Wer sich davon abgrenzen will, aber trotzdem einen deutschen Pass besitzt, sieht sich offenbar seit dem 11. September gezwungen, die verschiedenen Gruppen in Deutschland, die gegen den Krieg und die Globalisierung argumentieren, zu Feinden der Emanzipation und der Freiheit zu erklären und wie die Bahamas zu verkünden: »Im Interesse der Frauen und mancher Minderheit ist es wünschenswert, dass ein anderes Regime herbeigezwungen wird, denn besser als das der Taliban wird es (...) allemal sein können.«

Abgesehen davon, dass diese Äußerung aus dem grünen Außenministerium stammen könnte, konterkariert sie die eigene Kritik an völkisch-ethnischen Ordnungsprinzipien. Die möglichen Optionen für die posttalibanische Zukunft Afghanistans sind entweder die Fortsetzung des Bürgerkrieg oder die Bildung einer von der UN überwachten politischen Vertretung, die einzig nach ethnischen Kriterien und den Machtansprüchen konkurrierender Warlords zusammengesetzt sein wird.

Interessant ist in diesem Zusammenhang auch die plötzliche Entdeckung der Frauenrechte seitens der Bahamas-Redaktion. Sie verfügt zwar nicht über das Monopol auf die Instrumentalisierung von Frauen zur Befürwortung eines Krieges. Schließlich werden in jedem Krieg Frauen als abstrakte Opfergruppe funktionalisiert, im Fall Afghanistans ist das aber besonders deutlich. Die Politik der Taliban gegenüber den Frauen führte in jedem Fall zum sozialen, in nicht wenigen Fällen zum realen Tod.

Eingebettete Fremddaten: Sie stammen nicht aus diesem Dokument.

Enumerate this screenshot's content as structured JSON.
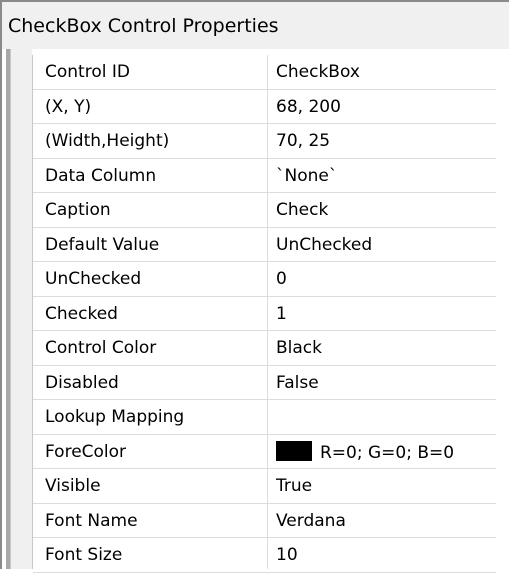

Doch wen innerhalb der radikalen Linken interessierte das vor dem 11. September? Wem sagte die nun überall hofierte Gruppe Rawa (Revolutionäre Vereinigung der Frauen Afghanistans), die seit Jahren vom pakistanischen Exil aus unter klandestinen und lebensbedrohlichen Bedingungen versucht, Frauen in Afghanistan zu unterstützen, vor einem halben Jahr etwas? Und warum tragen so viele Frauen auch im nunmehr »befreiten« Kabul weiterhin den Ganzkörperschleier, die Burka? Man muss keine Afghanistanexpertin sein, um zu wissen, dass extrem patriarchalische Politik nicht allein von den entsprechenden Regimes an der Spitze eines Staates und ihren Repressionskräften durchgesetzt werden kann, sondern dass die Beherrschung der Frauen von Männern vor allem in der so genannten Privatsphäre, der Familie, aufrecht erhalten und reproduziert werden muss.

Ein anderer Teil der radikalen Linken hat sich hingegen darauf verlegt, die Totalität der kapitalistischen Verhältnisse als Ursache für die Anschläge in den USA und den Krieg in Afghanistan zu benennen oder die geostrategischen Interessen des Westens und insbesondere der USA in der zentralasiatischen Region aufzudröseln, die mit dem Krieg in Afghanistan durchgesetzt werden sollen.

Auch wenn das nicht falsch ist, blendet diese Sichtweise die Anschläge als unmittelbaren Auslöser für den Krieg aus. Denn am 11. September wurde in den USA nicht nur ein Massaker verübt, sondern auch das strategische Zentrum der einzigen militärischen Supermacht angegriffen. Man kann lange darüber diskutieren, ob die USA das Recht hatten, daraufhin einen groß angelegten Feldzug zu beginnen oder nicht. Fest steht: Die Attentate waren eine Kriegserklärung an die USA mit dem Ziel, einen Konflikt auf allerhöchstem Niveau auszulösen. Damit ist der unmittelbare Grund dieses Krieges der Versuch der USA, »ihr Gesicht zu wahren« - ob mir das aus linker Sicht nun passt oder nicht.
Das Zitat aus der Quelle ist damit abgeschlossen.